Politician hits out at Qatar conditions
FIFA and the national football associations of the UK should put pressure on Qatar to improve the “sub-human” working conditions of thousands of migrant labourers building facilities for the 2022 World Cup, the Labour party's shadow international development secretary Jim Murphy has said.
Mr Murphy has recently returned from a trip to Qatar with the International Trade Union Confederation, during which he said he saw evidence of migrant workers being lured to the Gulf state by the promise of good salaries, only to have their passports taken away so they cannot return home.
He said it was for the football authorities, rather than Government, to put pressure on the tiny Arab kingdom, which was a surprise choice as host for football's biggest tournament when it was picked by FIFA over the US, South Korea, Japan and Australia in 2010.
Mr Murphy told Sky News's Murnaghan Show: “What I saw there will stick with me for a very long time.
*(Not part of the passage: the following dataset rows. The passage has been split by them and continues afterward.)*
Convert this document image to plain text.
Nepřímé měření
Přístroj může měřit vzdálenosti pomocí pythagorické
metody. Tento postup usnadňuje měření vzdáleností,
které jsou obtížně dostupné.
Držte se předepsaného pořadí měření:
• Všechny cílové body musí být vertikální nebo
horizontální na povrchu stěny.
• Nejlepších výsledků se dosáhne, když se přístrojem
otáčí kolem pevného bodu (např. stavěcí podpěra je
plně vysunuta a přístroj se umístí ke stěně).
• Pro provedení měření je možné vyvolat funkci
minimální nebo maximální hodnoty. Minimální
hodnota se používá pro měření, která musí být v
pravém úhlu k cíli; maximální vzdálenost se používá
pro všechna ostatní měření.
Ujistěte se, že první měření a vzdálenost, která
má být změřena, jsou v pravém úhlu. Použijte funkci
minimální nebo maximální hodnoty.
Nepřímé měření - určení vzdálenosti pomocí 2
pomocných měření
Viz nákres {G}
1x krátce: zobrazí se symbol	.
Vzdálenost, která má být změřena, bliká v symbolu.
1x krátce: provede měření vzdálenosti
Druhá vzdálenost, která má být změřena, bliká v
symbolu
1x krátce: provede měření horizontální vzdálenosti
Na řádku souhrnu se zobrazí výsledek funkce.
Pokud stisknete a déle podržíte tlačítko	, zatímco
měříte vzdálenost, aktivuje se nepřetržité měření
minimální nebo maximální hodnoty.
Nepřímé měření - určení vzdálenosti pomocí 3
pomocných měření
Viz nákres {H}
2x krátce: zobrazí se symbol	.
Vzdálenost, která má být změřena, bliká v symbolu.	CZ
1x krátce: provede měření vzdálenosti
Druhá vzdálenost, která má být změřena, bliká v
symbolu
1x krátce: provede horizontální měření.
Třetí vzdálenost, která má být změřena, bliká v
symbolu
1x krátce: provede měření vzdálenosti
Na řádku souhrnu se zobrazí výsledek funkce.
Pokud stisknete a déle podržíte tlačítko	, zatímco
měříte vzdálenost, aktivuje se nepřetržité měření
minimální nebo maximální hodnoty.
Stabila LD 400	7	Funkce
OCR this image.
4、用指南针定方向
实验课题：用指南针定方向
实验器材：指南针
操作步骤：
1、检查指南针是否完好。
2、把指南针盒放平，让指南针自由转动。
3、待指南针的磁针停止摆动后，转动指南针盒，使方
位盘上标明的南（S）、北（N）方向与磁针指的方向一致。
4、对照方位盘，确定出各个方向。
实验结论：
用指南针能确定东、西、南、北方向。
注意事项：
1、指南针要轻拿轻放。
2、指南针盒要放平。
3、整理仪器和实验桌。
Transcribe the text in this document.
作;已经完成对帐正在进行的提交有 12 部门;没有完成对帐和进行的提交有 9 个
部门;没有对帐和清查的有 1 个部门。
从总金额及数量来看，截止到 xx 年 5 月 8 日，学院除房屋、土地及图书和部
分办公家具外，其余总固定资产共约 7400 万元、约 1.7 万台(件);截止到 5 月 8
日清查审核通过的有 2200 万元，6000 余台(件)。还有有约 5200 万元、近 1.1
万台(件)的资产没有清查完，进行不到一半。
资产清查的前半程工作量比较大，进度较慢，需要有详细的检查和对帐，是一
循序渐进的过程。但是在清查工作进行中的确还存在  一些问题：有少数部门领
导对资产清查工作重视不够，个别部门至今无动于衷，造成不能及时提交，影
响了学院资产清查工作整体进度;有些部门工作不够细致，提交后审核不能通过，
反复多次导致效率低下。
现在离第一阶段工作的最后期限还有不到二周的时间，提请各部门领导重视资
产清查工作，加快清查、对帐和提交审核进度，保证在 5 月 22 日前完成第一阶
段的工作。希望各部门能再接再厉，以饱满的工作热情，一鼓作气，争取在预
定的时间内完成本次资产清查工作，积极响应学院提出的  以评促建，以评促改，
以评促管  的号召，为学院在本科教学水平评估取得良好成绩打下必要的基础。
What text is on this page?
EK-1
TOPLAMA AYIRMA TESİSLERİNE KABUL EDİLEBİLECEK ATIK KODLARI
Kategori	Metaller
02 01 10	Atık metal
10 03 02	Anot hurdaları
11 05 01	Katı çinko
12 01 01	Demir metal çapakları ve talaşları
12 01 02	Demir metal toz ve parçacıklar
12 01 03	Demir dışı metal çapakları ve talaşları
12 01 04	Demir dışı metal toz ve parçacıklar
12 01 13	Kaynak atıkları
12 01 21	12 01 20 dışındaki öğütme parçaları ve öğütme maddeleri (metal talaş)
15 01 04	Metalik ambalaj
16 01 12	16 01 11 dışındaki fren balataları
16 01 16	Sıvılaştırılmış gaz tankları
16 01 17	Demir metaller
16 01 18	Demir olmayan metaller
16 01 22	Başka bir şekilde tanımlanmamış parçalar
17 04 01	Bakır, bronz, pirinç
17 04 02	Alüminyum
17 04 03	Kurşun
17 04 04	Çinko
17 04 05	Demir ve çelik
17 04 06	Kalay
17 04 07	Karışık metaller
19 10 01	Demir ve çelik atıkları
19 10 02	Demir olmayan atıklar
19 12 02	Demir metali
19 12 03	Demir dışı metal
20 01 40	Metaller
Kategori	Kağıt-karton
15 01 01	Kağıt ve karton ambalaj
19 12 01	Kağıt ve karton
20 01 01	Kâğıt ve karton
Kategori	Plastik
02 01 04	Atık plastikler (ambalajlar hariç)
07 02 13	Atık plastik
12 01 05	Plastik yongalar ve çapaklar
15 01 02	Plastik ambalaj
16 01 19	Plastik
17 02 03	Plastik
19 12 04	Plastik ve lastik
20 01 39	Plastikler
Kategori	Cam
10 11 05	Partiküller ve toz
Unless FIFA and the football authorities act on workers' rights in Qatar, the game that I love I will be embarrassed by and ashamed by forever.
“The migrant workers working there -- who are already building much of the infrastructure, the hotels, railways and roads that will help make the World Cup possible, and are now beginning to build the stadiums -- are living and toiling in conditions that are sub-human.
“They sign on to contracts in countries such as Kenya and Bangladesh, they are promised wages that they couldn't earn at home, but when they get there, their contracts are torn up. Many of them have their passports seized from them by their employers.
“They can't leave the country and this is a dreadful, ugly secret of the most beautiful and democratic game in the world.”
Mr Murphy said he had met one Nepalese worker who had been stranded in Qatar as a stateless person for five years because his employer had taken his passport out of the country, leaving him unable to go home.
“That's just one example out of many thousands,” he said.
Mr Murphy said he had spoken during his visit to the organisers of the 2022 World Cup, who assured him that there would be “massive changes” to a controversial system called kafala, under which migrant workers are “tied” to their employers.
“I think we all have to, through the football authorities in this country and beyond, make sure that those promises that were given to me are now delivered on,” he said. “FIFA, the English FA and the Scottish FA have got to act.
“On the assumption that this tournament continues in Qatar, those of us who love football, those of us who will be watching the World Cup this year in Brazil, those of us who are excited by the end of the domestic league season, we have got to look at what is happening in Qatar here and now.”